Watergate Burglars Caught
On June 14, back in Washington, the Gemstone team began planning a return to the DNC's Watergate office to install new eavesdropping equipment. Liddy, famous for his tough-guy reputation, was under pressure from higher-ups to get more information, E. Howard Hunt, another ex-CIA officer and a key Watergate figure, said later.
When Hunt suggested to Liddy that targeting the Miami hotels to be used during the upcoming Democratic National Convention made more sense, Liddy checked with his "principals" and reported that they were adamant about sending the team back into the Watergate.
One person in the White House who was demanding continued vigilance over the Democrats was Richard Nixon. Though it's never been established that Nixon had prior knowledge about the Watergate break-in itself, the President was continuing to demand that his political operatives keep collecting whatever information they could about the Democrats.
"That business of the McGovern watch, it just has to be -- it has to be now around the clock," Nixon told presidential aide Charles Colson on June 13, according to a White House taped conversation. "You never know what you're going to find."
Facing demands from the "principals," Hunt contacted the Cuban-Americans in Miami on June 14. The burglars reassembled in Washington two days later. For this entry, James McCord taped six or eight doors between the corridors and the stairwells on the upper floors and three more in the sub-basement. But McCord applied the tape horizontally instead of vertically, leaving pieces of tape showing when the doors were closed.
Around midnight, security guard Frank Wills came on duty. An African-American high school dropout, Wills was new to the job. About 45 minutes after starting work, he began his first round of checking the building. He discovered a piece of tape over a door latch at the garage level. Thinking that the tape was probably left behind by a building engineer earlier in the day, Wills removed it and went about his business.
A few minutes after Wills passed by, Gonzalez, one of the Cuban-American burglars, reached the now-locked door. He managed to open it by picking the lock. He then re-taped the latch so others could follow him in. The team then moved to the sixth floor, entered the DNC offices and got to work installing additional equipment.
Shortly before 2 a.m., Wills was making his second round of checks at the building when he spotted the re-taped door. His suspicions aroused, the security man called the Washington Metropolitan Police. A dispatcher reached a nearby plainclothes unit, which pulled up in front of the Watergate.
After telling Wills to wait in the lobby, the police officers began a search of the building, starting with the eighth floor and working their way down to the sixth. The hapless burglars tried to hide behind desks in the DNC's office, but the police officers spotted them and called out, "Hold it!" McCord and four other burglars surrendered. Hunt, Liddy and other members of the Gemstone crew -- still across the street at the Howard Johnson's -- hurriedly stashed their equipment and papers into suitcases and fled.
Hearing the News
Oliver was at his father's cottage on North Carolina's Outer Banks when the news broke that five burglars had been caught inside the Democratic national headquarters in Washington.

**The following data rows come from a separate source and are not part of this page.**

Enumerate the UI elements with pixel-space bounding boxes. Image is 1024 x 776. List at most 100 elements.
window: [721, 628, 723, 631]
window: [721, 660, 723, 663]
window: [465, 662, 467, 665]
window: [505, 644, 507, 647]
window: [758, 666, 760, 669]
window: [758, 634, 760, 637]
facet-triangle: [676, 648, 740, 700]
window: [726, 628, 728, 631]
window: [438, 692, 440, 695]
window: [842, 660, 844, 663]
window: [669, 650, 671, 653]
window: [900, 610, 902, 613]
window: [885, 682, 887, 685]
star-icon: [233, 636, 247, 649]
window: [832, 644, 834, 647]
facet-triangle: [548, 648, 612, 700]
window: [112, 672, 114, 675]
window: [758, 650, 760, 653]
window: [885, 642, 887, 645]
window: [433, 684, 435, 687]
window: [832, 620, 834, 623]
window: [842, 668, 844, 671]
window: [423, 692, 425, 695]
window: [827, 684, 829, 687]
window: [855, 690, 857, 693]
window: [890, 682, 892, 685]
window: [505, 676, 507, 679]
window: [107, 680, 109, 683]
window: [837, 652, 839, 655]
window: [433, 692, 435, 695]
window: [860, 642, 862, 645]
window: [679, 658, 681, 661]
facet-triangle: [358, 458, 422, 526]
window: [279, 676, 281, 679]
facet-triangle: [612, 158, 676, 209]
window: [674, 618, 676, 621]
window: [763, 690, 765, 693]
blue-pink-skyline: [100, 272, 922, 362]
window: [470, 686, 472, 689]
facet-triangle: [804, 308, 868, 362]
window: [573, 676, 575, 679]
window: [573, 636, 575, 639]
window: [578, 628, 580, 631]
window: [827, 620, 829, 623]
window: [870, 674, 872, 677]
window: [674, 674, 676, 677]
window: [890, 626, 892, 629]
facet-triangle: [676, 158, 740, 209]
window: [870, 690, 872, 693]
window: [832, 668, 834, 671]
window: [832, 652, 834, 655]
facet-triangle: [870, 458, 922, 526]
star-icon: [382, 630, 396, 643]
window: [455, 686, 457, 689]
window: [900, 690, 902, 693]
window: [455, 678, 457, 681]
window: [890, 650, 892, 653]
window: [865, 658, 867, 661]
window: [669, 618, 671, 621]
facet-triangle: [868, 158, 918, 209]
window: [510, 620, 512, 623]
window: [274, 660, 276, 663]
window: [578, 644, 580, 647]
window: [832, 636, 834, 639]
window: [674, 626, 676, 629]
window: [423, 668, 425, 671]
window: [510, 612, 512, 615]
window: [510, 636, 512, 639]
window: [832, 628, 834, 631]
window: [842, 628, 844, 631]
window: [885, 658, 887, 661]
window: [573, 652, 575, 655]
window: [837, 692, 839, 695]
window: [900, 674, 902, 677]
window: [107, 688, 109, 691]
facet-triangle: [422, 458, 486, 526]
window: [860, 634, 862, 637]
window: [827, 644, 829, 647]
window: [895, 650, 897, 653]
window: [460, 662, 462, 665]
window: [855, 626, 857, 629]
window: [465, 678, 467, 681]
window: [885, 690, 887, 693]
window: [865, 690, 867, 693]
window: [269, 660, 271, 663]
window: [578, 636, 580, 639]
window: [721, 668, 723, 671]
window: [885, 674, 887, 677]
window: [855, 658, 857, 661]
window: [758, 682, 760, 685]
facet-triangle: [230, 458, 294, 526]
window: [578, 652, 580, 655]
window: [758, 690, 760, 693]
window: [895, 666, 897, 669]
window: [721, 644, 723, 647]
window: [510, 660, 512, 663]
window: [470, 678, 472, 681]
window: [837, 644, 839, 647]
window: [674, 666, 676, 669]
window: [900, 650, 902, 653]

"I heard about it on the television news," Oliver said. "I thought that was strange, why would anybody break into the Democratic National Committee? I mean we don't have any money; the convention's coming up and everybody's moved to Miami; the delegates have been picked and the primaries are over. So why would anybody be in there? I didn't think anything of it."
After returning to Washington, Oliver -- like other Democratic staffers -- was asked some routine questions by the police and the FBI, but the whole episode remained a mystery. "People were buzzing about it, talking about it, but people thought it was just crazy that anyone would have gone in there," Oliver recalled.
In July 1972, along with other Democratic officials, Oliver went to the national convention in Miami, where McGovern barely managed to secure a majority of delegates to win the nomination. After the victory, McGovern loyalists were installed at the DNC in the Watergate offices. Jean Westwood replaced Larry O'Brien as national chairman and focused on unifying the party, which remained deeply divided between the McGovernites and party regulars.
"One of the problems we had was how do you get the state party people to work with the McGovern people," said Oliver, who was one of the officials trying to mend the schism. At a meeting of the Democratic executive committee in early September at the Watergate, Oliver was to give a report about cooperation on voter registration between the McGovern campaign and state party organizations.